Over at The Atlantic, Haniya Rae writes An exciting history of drywall, questioning the ubiquitous wall material’s environmental cost. As an architect, I have never liked the stuff; it disintegrates at the sight of water, I can always see the mud vs the gypsum board, and it is just not as smooth as plaster. I was also threatened with personal bankruptcy by the safety authorities when I was building a condo in Toronto and a drywaller fell and hurt himself while wearing illegal stilts. (They are legal in some states and provinces but not in others) We wrote about the stuff a few years ago in How did we end up with drywall? and quoted TreeHugger hero Steve Mouzon, who wrote:
They call that boring white stuff we put on our walls "drywall" because so long as you keep it dry, you have a wall. But just as soon as it gets wet, it turns to messy mush. And even if it doesn't fall apart, it loves to host mold and mildew and make your family sick.... . We need to learn how to build durable and resilient buildings like our great-grandparents did so that the summer shower is no reason to call the insurance adjustor; you simply wipe down the walls that got wet and never give it a second thought.
The article was not well received, although my editor ignored the comment that “This is truly one of the worst, most ignorant articles I have ever read!… This article is so bad, it should be removed. Ughhhh.”

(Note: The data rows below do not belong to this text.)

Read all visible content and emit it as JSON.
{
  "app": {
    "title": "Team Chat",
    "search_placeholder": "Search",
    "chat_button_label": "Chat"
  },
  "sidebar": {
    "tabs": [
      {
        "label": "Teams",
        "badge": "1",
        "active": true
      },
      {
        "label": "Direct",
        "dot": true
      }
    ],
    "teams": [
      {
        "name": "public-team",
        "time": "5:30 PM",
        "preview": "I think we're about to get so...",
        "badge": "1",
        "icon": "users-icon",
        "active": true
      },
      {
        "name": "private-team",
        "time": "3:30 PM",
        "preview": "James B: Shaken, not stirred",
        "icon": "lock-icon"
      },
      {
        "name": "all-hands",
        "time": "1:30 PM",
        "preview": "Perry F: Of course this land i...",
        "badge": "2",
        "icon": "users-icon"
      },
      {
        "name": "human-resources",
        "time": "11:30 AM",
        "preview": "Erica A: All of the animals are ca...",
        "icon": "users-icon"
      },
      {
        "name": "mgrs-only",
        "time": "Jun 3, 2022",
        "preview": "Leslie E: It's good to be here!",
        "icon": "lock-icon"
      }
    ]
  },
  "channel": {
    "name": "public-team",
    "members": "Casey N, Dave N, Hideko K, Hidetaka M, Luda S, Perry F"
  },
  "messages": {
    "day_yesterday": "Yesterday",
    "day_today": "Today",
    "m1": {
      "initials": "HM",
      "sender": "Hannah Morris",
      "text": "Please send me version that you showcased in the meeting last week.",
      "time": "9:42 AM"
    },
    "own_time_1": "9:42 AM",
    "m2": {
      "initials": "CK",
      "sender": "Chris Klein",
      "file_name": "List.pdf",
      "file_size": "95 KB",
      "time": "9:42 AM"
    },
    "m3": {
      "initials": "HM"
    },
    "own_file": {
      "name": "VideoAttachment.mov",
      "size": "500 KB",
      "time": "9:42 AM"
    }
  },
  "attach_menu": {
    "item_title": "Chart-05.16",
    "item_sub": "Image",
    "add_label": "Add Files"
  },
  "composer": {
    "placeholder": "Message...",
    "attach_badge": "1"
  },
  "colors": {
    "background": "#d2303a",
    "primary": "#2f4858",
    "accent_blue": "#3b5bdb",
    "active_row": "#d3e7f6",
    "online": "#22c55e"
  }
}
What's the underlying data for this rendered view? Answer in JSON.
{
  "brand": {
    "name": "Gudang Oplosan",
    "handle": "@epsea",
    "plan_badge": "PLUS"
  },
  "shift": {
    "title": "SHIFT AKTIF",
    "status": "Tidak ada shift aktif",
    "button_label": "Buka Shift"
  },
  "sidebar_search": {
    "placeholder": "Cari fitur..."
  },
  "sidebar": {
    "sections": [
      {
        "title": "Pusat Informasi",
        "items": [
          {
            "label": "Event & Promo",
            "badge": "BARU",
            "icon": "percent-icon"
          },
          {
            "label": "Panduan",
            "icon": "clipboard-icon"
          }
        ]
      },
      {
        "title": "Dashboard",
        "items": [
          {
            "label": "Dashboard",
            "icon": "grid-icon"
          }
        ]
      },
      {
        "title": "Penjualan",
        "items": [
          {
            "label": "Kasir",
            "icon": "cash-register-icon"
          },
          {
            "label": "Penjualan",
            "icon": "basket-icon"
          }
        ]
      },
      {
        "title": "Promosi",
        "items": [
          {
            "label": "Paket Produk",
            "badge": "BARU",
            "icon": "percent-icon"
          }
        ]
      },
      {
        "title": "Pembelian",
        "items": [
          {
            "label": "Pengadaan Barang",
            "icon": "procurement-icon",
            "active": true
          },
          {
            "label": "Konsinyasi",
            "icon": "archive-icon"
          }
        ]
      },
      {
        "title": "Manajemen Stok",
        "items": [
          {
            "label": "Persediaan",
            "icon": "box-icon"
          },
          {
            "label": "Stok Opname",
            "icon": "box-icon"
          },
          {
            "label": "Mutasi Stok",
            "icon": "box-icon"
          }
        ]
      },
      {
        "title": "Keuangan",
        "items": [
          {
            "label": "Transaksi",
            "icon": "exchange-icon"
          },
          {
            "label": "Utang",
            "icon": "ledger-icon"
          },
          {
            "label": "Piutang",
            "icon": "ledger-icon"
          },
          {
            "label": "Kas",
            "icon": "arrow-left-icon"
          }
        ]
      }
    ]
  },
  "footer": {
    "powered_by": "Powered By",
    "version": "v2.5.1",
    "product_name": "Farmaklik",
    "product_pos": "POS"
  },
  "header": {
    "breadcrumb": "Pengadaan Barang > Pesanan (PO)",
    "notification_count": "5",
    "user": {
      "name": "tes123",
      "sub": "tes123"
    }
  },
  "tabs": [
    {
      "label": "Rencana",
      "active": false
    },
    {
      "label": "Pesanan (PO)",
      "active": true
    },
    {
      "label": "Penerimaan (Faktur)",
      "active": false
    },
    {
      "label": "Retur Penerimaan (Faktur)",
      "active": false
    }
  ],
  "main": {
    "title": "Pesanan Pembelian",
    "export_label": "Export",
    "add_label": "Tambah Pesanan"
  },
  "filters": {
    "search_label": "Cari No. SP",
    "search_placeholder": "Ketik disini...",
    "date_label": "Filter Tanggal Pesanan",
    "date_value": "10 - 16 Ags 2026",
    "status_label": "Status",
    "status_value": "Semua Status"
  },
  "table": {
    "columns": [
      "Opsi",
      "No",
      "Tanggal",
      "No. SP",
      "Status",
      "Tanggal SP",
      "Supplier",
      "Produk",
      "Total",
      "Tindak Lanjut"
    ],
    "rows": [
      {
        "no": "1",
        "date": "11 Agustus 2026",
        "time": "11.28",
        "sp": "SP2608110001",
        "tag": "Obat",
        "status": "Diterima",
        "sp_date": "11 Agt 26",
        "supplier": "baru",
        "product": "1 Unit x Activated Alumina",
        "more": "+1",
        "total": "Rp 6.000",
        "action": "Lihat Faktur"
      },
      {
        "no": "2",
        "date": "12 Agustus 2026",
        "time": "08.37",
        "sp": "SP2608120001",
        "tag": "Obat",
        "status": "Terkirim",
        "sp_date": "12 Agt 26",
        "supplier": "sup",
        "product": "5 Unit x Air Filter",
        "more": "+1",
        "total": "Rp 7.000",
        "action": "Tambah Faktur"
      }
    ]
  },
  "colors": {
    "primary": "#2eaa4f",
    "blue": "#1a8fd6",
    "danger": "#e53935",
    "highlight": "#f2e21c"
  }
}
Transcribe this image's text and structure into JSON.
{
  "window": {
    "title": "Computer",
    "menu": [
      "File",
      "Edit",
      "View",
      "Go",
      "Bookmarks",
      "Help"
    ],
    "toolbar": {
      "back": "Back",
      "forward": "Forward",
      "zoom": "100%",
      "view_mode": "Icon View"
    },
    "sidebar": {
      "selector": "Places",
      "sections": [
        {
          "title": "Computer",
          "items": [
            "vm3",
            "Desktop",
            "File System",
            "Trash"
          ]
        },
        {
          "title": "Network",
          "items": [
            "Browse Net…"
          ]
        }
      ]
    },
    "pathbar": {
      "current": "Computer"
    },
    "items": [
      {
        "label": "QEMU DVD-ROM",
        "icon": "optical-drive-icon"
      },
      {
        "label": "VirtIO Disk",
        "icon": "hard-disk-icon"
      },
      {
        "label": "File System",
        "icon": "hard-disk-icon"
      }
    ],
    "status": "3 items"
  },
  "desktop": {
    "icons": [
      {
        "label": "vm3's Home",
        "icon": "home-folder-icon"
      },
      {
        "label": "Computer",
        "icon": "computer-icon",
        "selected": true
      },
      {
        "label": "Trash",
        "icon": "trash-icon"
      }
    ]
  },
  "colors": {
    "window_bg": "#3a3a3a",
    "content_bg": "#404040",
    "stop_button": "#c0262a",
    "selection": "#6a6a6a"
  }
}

In the Atlantic, Rae covers much the same material, without the same negative reaction. She also quotes Steve Mouzon, who describes how houses in New Orleans that were built out of plaster or wood panelling survived Katrina nicely, but that millions of square feet of housing built with drywall had to be bulldozed. Then the fun begins:
After gypsum is mined and manufactured into drywall, it’s shipped out to contractors and retailers to be used for new construction. According to the EPA, once that construction is finished, most scraps are sent directly to landfills. There, gypsum becomes wet, mixes with other organic materials, and turns into hydrogen sulfide, a rotten, egg-smelling gas lethal to humans in high doses. The compound can contaminate water and raise its acidity—a risk to marine and freshwater animals.
Perhaps the reaction to the Atlantic article was not as negative as it was to mine because things are changing, and people are demanding better quality alternatives, especially as drywall gets more expensive. Many architects concerned about health are turning to plaster, wood, or hybrids:
Mouzon, the architect who worked in New Orleans, has experimented with building wood-paneling systems that remove the gaps between wallboards altogether. “At the beginning, tradesmen don’t like it because they’re used to running their lines in the walls wherever,” says Mouzon. “But, once they see the system, there’s less thinking they have to do because it’s more organized. After a few jobs, it’s pretty much a wash in terms of cost.”
I suppose that in mass-production housing we will never see the end of quick and cheap drywall. In much of Europe, they won't touch the stuff, wanting plastered concrete blocks or clay tiles; It lasts forever and takes a great deal of abuse. In North America, people who care about resilience, health and longevity should start looking at alternatives too.